Sofro
Ao tentar entender
O que me falta coragem
Para perguntar.

Falho
Em decifrar
Sinais que você claramente
Oculta.

E mais uma vez
Fico a mercê
Do tempo
A varrer
A angústia 
Em ser sobra
Aonde sobra: falta.

 

Quantas vezes eu já me afoguei em solidão?
quantas vezes me perdi
em busca do pertencer?

São tantas as vezes que me senti peça solta
sobrando em um quebra- cabeça já montado
Que já deveria saber de cor
A habitar a carta fora do baralho


Você voltou
Pra ir embora
E por mais que doa menos
do que na primeira vez
Eu ainda me pego pensando
em como seria
se você decidisse ficar.

 

Se eu pudesse morar naquele dia, eu moraria.
Repetiria cada fração de segundo. Demoraria em cada riso.
Pausaria no instante daquele parapeito. Esticaria os minutos e atrasava os ponteiros. 
Aterraria os pés na areia, e ficaria mais. Prolongaria o meu olhar ali, bem aonde ele gostaria de estar estacionado agora.
Eu voltaria, e faria tudo exatamente igual, assim como tenho feito, em pensamento, nas inúmeras vezes que aquela música e aquela manhã se repetem e se repetem em minha mente.


Outra vida,
depois daquele abraço
Depois da frase
que nos despiu
de adereços
e fez nos escancararmos
e sermos nós
a sós
pela primeira vez.
 Você chegou
E foi embora tão rápido 
Que nem deu tempo
De eu perceber
A falta que faria

Porque naquele tempo
Eu nem sabia
Que eu em poucos segundos
Eu guardaria tanta lembrança.

 

A vida rodopiou sobre os meus rascunhos de planos. Mostrou que apesar das rédeas, que vez ou outra acredito ter em mãos, os caminhos que eu percorro, é ela quem dita. Posso até escolher coragem ao caminhar meus passos, ter ousadia em uma madrugada saudosa, frear os que não me fazem bem ou rabiscar os poemas que quero esquecer. 
Posso sim, escolher o lá ou cá. Ficar ou ir. 
Posso mudar de cidade. De rumo. De planos.
Posso prometer não mais apaixonar-me. Prometer não mais sofrer, não mais doar-me tanto ao que não me pertence.
Só não posso, acreditar em todas essas promessas.
Porque, todo esse controle, ilusório, voa pelo ar, quando a vida me puxa o a tapete para dizer, que não, não é lá que eu devo estar. Que não, não vai certo. Que não vai acontecer. 
Que eu devo então, escolher um outro sapato, para caminhar um outro caminho, que me leve sabe lá a que outro lugar. Ou a alguém. E que talvez, esse outro seja apenas passagem, para o que ainda há de vir.

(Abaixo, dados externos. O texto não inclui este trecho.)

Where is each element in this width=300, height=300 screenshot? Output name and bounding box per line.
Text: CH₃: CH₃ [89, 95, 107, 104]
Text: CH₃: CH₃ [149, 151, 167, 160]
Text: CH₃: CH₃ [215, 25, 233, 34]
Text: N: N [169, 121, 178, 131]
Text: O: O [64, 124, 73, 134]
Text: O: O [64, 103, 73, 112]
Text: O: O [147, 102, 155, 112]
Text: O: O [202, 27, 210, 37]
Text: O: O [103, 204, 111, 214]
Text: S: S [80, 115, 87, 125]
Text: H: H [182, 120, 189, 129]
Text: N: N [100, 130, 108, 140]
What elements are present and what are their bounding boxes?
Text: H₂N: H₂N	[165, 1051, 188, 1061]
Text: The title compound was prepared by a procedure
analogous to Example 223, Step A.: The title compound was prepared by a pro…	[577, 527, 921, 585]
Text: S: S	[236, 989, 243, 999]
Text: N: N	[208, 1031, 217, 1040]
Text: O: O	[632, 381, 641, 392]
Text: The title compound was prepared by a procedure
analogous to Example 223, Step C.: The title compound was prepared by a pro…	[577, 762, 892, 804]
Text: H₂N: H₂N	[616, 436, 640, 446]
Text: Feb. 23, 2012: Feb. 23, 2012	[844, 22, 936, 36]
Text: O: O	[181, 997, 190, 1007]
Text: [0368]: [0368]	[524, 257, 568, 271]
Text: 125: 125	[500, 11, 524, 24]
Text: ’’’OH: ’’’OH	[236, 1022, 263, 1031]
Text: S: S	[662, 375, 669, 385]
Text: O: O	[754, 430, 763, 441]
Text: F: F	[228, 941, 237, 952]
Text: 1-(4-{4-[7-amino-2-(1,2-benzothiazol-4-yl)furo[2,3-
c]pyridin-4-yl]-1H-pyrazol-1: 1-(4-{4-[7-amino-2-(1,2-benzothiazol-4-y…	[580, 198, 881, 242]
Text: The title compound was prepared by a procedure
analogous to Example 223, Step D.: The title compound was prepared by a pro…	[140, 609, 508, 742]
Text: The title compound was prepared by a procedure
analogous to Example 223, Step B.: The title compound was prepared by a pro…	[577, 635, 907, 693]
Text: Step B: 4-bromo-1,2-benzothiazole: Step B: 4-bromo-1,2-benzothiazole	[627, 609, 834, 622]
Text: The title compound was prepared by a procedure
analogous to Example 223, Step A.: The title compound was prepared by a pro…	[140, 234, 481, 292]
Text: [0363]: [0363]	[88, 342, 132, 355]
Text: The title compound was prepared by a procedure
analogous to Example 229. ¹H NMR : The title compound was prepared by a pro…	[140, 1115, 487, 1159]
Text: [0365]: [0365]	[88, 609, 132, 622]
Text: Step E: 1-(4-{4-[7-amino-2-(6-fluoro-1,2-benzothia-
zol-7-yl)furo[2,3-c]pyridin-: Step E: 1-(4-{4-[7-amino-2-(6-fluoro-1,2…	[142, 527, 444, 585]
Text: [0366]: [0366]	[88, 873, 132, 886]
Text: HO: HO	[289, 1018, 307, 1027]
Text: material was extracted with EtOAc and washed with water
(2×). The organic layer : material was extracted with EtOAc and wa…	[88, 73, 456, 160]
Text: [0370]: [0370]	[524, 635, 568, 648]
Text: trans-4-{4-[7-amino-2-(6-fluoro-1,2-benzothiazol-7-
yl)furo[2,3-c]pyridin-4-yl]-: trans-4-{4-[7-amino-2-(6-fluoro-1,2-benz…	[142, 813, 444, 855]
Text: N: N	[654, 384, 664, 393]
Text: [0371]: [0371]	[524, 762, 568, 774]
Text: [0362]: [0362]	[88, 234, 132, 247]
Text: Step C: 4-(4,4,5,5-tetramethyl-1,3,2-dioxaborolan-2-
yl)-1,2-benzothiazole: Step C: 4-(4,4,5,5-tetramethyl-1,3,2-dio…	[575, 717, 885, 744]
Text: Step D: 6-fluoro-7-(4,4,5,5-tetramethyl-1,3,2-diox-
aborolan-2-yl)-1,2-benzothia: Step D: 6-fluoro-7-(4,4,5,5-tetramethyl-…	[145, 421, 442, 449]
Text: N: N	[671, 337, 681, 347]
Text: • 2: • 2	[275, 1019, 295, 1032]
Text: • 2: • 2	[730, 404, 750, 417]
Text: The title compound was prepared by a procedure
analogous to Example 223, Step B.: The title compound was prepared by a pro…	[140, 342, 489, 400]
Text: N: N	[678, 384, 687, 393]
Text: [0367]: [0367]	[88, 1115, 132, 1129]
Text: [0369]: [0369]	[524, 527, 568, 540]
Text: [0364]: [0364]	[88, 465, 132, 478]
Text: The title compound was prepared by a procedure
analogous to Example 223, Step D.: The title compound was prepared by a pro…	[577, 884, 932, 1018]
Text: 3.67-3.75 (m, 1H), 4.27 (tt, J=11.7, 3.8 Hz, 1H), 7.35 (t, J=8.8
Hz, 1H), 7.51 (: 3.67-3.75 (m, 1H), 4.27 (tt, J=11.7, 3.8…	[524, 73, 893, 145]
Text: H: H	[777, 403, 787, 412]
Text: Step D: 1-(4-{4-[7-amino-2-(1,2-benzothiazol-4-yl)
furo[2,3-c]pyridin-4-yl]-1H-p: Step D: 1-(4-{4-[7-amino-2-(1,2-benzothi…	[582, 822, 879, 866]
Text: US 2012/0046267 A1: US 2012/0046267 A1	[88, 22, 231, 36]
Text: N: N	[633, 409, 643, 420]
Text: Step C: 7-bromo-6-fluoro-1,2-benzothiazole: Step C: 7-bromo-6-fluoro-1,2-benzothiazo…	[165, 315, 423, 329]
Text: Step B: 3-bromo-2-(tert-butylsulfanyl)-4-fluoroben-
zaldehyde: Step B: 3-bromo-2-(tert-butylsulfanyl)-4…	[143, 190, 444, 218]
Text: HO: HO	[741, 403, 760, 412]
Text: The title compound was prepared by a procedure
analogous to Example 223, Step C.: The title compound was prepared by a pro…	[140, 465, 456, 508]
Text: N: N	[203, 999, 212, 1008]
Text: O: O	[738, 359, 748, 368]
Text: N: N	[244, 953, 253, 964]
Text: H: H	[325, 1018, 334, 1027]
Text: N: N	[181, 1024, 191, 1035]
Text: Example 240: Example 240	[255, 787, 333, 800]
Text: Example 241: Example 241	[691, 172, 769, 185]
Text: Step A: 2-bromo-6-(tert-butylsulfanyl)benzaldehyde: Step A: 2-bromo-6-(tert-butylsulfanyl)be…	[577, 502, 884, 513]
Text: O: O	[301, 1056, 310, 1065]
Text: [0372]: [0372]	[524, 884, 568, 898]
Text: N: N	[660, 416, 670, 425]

Porque eu nunca vou saber, em passo a vida vai estar.
E só me resta caminhar.
Sinto-me só
pobre de compatibilidades
e afinidades
o público lá fora
que tanto me cerca
e nada desperta
as pessoas
que vão e vem
num ciclo monótono
de não sair da superfície
Sinto-me vazia
Mas sigo
em busca do que me arrepia.
 Longos e longos monólogos
Comigo
Tentando entender
como vestir-se de mim
depois depois de um tempo
habitando o lado de fora.
 E assim
Num estrondo
A saudade arrombou a porta do quarto
Colocou o lençol pro lado
e deitou-se comigo

Sussurrou no meu ouvido
Memórias
Que eu já tinha estancado

E assim
Sem aviso
Recaí em lembranças
No vazio da cama
Relutando a adormecer
Para te sonhar.

 A escrita não é o refúgio,
Ainda que soe como tal
A escrita
transforma em palavras
meus sentimentos
sem tradução

E assim,
os reconheço.

Existe um espaço de quietude depois da emersão. 
Um silêncio.
Retorno de um mergulho muito fundo. 
E os últimos dias foram como aqueles momentos que antecedem a saída à superfície quando você erra o calculo e acaba por ficar mais tempo do que o esperado sem ar.

Sou recepcionada pelo balanço calmo das ondas
O que me causa estranheza
Respiro, ainda sem saber como voltar a margem.
Não sei se quero,
E os resquícios de esperança, que sempre me nutrem, atrasam o meu retorno.